What I was trying to do here is that when a byte is received by my module, it will be added into RAM until the the size of the entire payload (which I get from earlier packet data) is reached, then change to a different state to handle the checksum. As the data only comes in 1 byte at a time, I recall this state multiple times until the counter reaches the limit, then I set the next state to something else.
My question is then, how do I achieve the same results of calling my state and repeat until the counter has reached the length of the payload without the error showing up?
EDIT:
Snippets of how packet_size and payload_length are declared, as requested in comments
integer payload_length, packet_size;
initial begin
//other stuff
packet_size <= 0;
end
always # (posedge clk) begin
//case statements with various states
GET_PAYLOAD_LEN:
begin
if (rx_toggle == 1) begin
packet_size <= packet_size + 1;
addr <= 3;
din <= rx_byte_buffer;
payload_length <= rx_byte_buffer;
next_state = GET_PAYLOAD_DATA;
end else begin
next_state = GET_PAYLOAD_LEN;
end
end
rx_byte_buffer is a register of the input data my module receives as 8 bits wide, while packet_size increments in various other states of the machine prior to the one you see above.
I have gotten around the error by switching the if statement conditionals around, but still want to understand why that would change anything.
There are some errors that stick out right away about the code, while they may not fix this problem, they will need to be corrected because it will cause a difference in simulation and hardware tests.
The nextstate logic needs to be in a different always block that does not change based on the posedge of clock.
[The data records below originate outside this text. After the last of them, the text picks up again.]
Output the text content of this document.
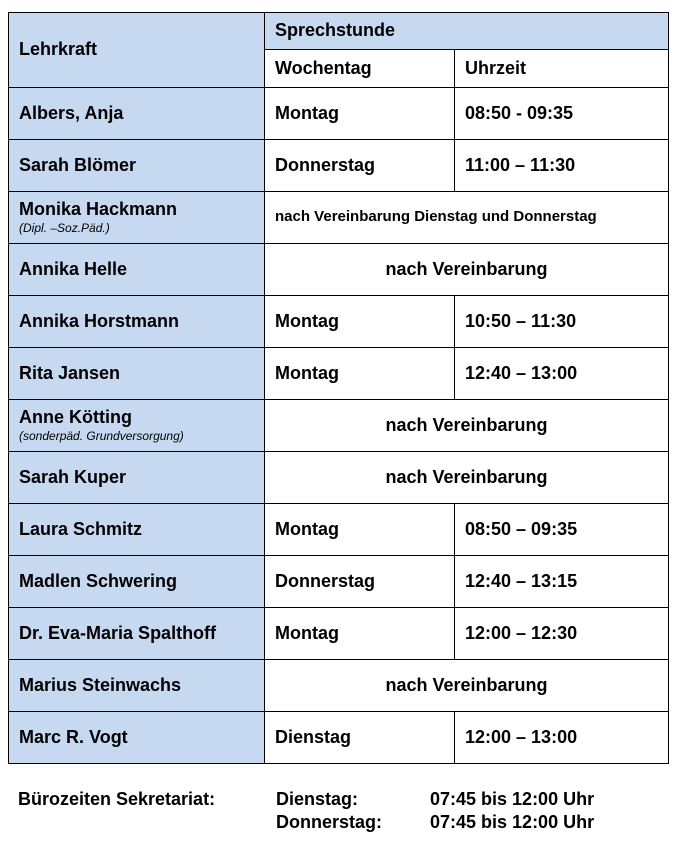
Lehrkraft	Sprechstunde	
	Wochentag	Uhrzeit
Albers, Anja	Montag	08:50 - 09:35
Sarah Blömer	Donnerstag	11:00 – 11:30
Monika Hackmann
(Dipl. –Soz.Päd.)	nach Vereinbarung Dienstag und Donnerstag	
Annika Helle	nach Vereinbarung	
Annika Horstmann	Montag	10:50 – 11:30
Rita Jansen	Montag	12:40 – 13:00
Anne Kötting
(sonderpäd. Grundversorgung)	nach Vereinbarung	
Sarah Kuper	nach Vereinbarung	
Laura Schmitz	Montag	08:50 – 09:35
Madlen Schwering	Donnerstag	12:40 – 13:15
Dr. Eva-Maria Spalthoff	Montag	12:00 – 12:30
Marius Steinwachs	nach Vereinbarung	
Marc R. Vogt	Dienstag	12:00 – 13:00
Bürozeiten Sekretariat:	Dienstag:	07:45 bis 12:00 Uhr
Donnerstag:	07:45 bis 12:00 Uhr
The sensitivity list needs to include things like "state" and/or "*". And if you wanted the nextstate logic to be registered like it is now (which you don't) you should use a nonblocking assignment, this is described in great deal in the cummings paper, provided below.
http://www.sunburst-design.com/papers/CummingsSNUG2000SJ_NBA_rev1_2.pdf
the code should look something like this:
always # (*) begin
//case statements with various states
GET_PAYLOAD_LEN:
begin
if (rx_toggle == 1) begin
packet_size_en = 1'b1;
//these will need to be changed in a similar manner
addr <= 3;
din <= rx_byte_buffer;
payload_length <= rx_byte_buffer;
/////////////////////////////////////////////////////
next_state = GET_PAYLOAD_DATA;
end else begin
next_state = GET_PAYLOAD_LEN;
end
end
always#(posedge clk) begin
if(pcket_size_en)
packet_size <= packet_size +1 ;
end
Also, the first thing I would try is to make these a defined length, by making them of type reg (I assume that you wont be needing a signed number so it should have no difference on simulation), outside of generate blocks, you should try to not let synthesis play around with integers.